Airbus Group’s tie-up with Uber to test-market extending ridehailing services to include helicopter flights has stumbled after local opposition prompted the speedy halt of a pilot project at the Sundance Film Festival, but further trials are planned this year.

Project Ponton to facilitate consumer access to helicopters by fielding a single smartphone app for booking cars and flights is the first venture to be announced by A3, the Silicon Valley technology and business innovation center established by Airbus Group in May 2015.
The first trial was a small-scale pilot with Uber and helicopter operator AirResources to provide an UberChopper service with Airbus Helicopters H125s at Sundance, in Park City, Utah. Airbus Group CEO Thomas Enders revealed the project at a technology conference in Germany on Jan. 18, but flights were halted almost as soon as they began.
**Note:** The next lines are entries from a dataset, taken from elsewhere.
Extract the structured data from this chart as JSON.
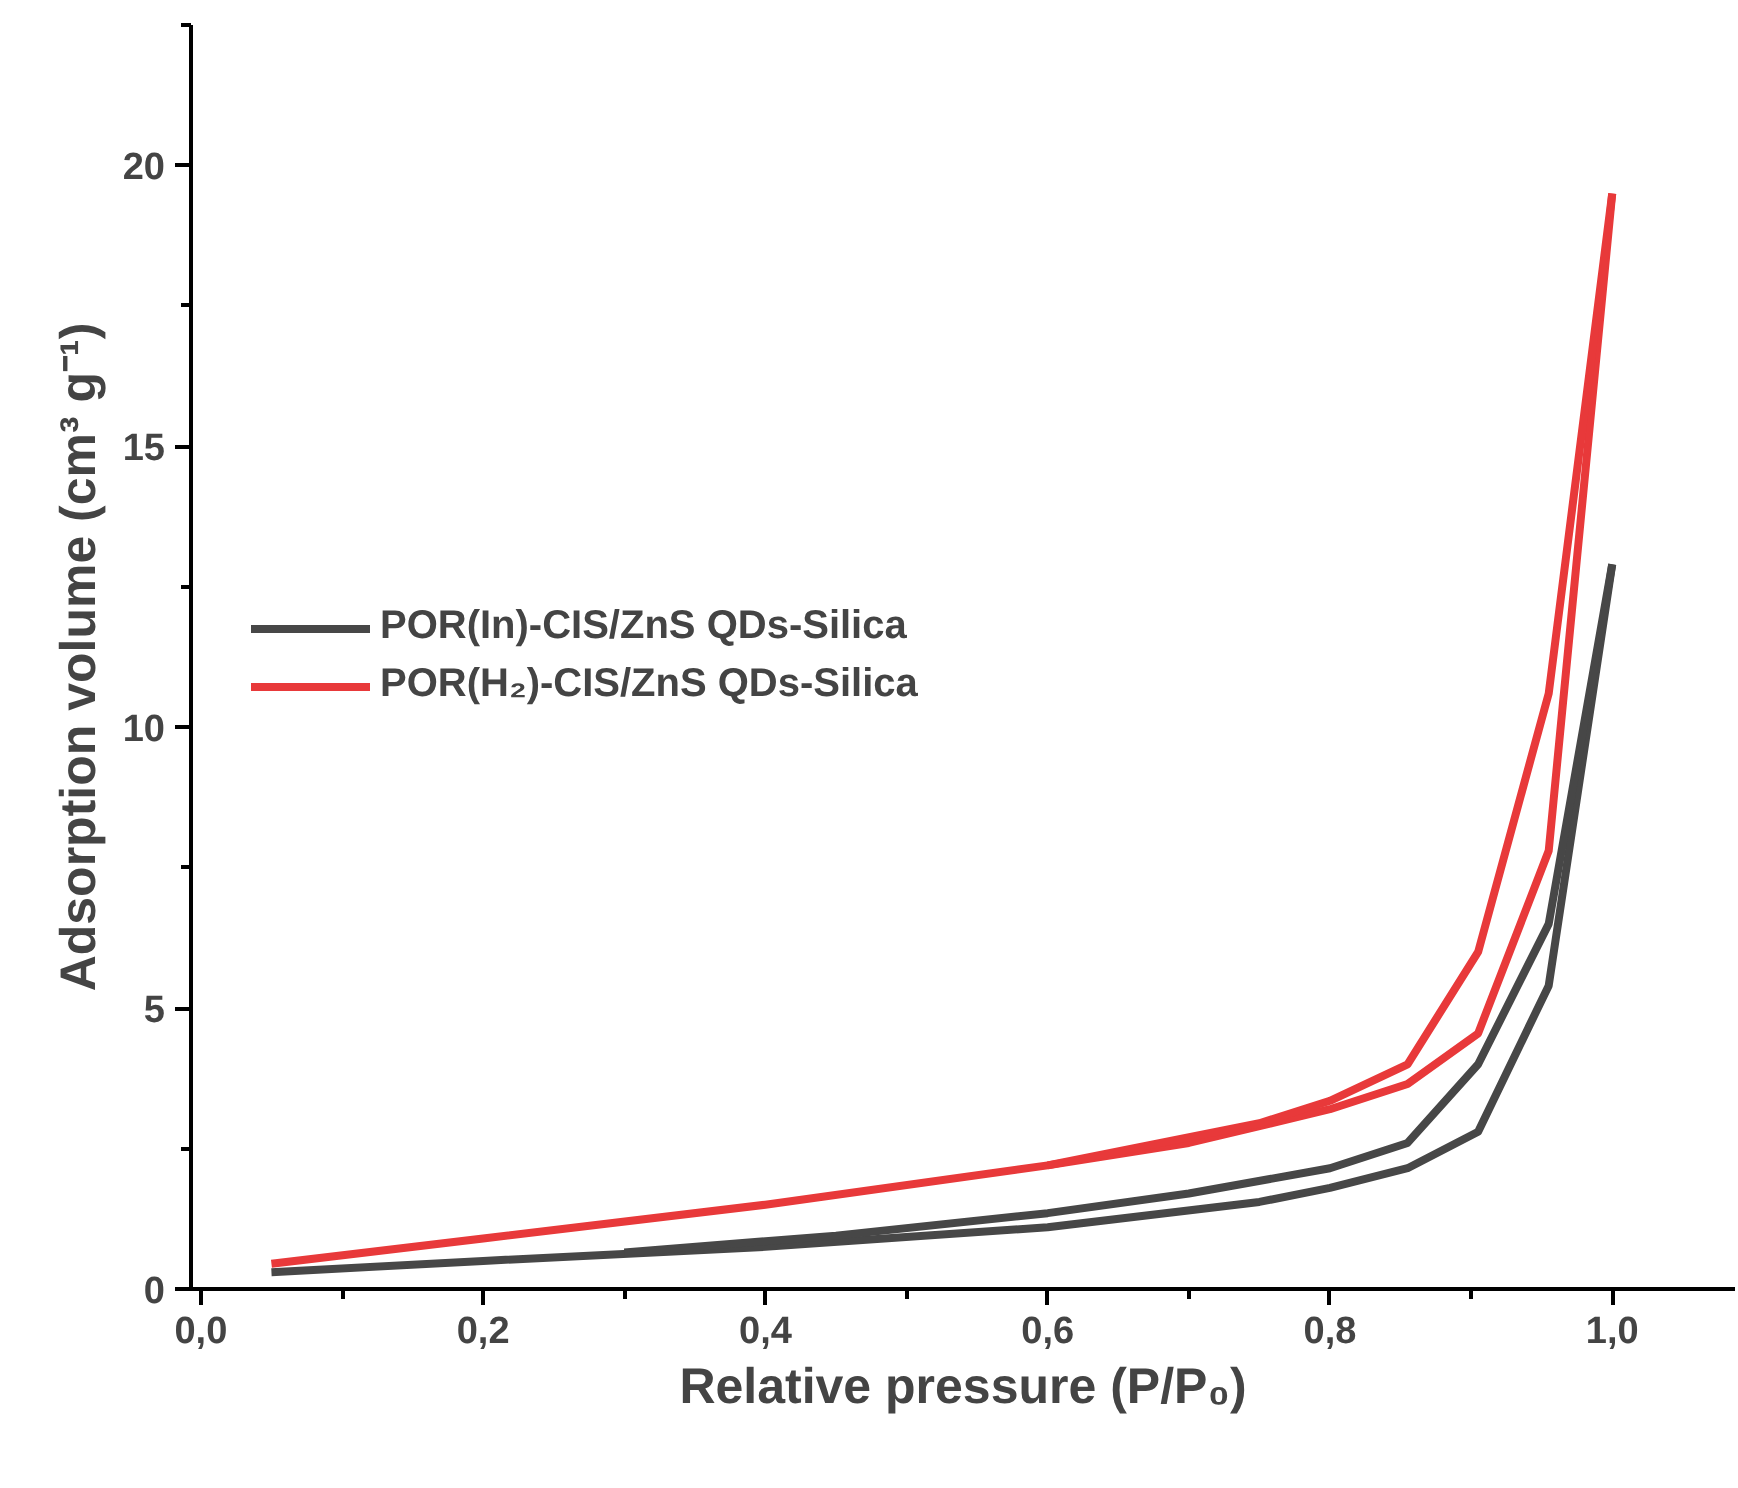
{
  "chart_data": {
    "type": "line",
    "xlabel": "Relative pressure (P/P₀)",
    "ylabel": "Adsorption volume (cm³ g⁻¹)",
    "xlim": [
      -0.007,
      1.087
    ],
    "ylim": [
      0,
      22.5
    ],
    "xticks": [
      {
        "value": 0,
        "label": "0,0"
      },
      {
        "value": 0.2,
        "label": "0,2"
      },
      {
        "value": 0.4,
        "label": "0,4"
      },
      {
        "value": 0.6,
        "label": "0,6"
      },
      {
        "value": 0.8,
        "label": "0,8"
      },
      {
        "value": 1.0,
        "label": "1,0"
      }
    ],
    "yticks": [
      0,
      5,
      10,
      15,
      20
    ],
    "legend": "left",
    "series": [
      {
        "name": "POR(In)-CIS/ZnS QDs-Silica",
        "color": "#474747",
        "x": [
          0.05,
          0.2,
          0.4,
          0.6,
          0.75,
          0.8,
          0.855,
          0.905,
          0.955,
          1.0
        ],
        "values": [
          0.3,
          0.5,
          0.75,
          1.1,
          1.55,
          1.8,
          2.15,
          2.8,
          5.4,
          12.9
        ]
      },
      {
        "color": "#474747",
        "x": [
          0.3,
          0.45,
          0.6,
          0.7,
          0.8,
          0.855,
          0.905,
          0.955,
          1.0
        ],
        "values": [
          0.65,
          0.95,
          1.35,
          1.7,
          2.15,
          2.6,
          4.0,
          6.5,
          12.9
        ]
      },
      {
        "name": "POR(H₂)-CIS/ZnS QDs-Silica",
        "color": "#e8393a",
        "x": [
          0.05,
          0.2,
          0.4,
          0.6,
          0.7,
          0.8,
          0.855,
          0.905,
          0.955,
          1.0
        ],
        "values": [
          0.45,
          0.9,
          1.5,
          2.2,
          2.6,
          3.2,
          3.65,
          4.55,
          7.8,
          19.5
        ]
      },
      {
        "color": "#e8393a",
        "x": [
          0.6,
          0.75,
          0.8,
          0.855,
          0.905,
          0.955,
          1.0
        ],
        "values": [
          2.2,
          2.95,
          3.35,
          4.0,
          6.0,
          10.6,
          19.5
        ]
      }
    ]
  }
}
“After the first day of operation, there was a bit of a kerfuffle with local government officials who scrambled to get the service shut down under pressure from a few wealthy landowners,” A3 CEO Paul Eremenko said. “They lost in court, but in the spirit of the festival and out of respect for the local community, we ceased operations early,” he said.
The goal of project Ponton—named after helicopter pioneer Gustave de Ponton d’Amécourt—is to facilitate seamless, on-demand access to helicopters, and ground transportation for the “first and last mile,” as part of a single smartphone app transaction. “We will see what we get out of it [at Sundance],” Enders told the Digital-Life-Design conference in Munich.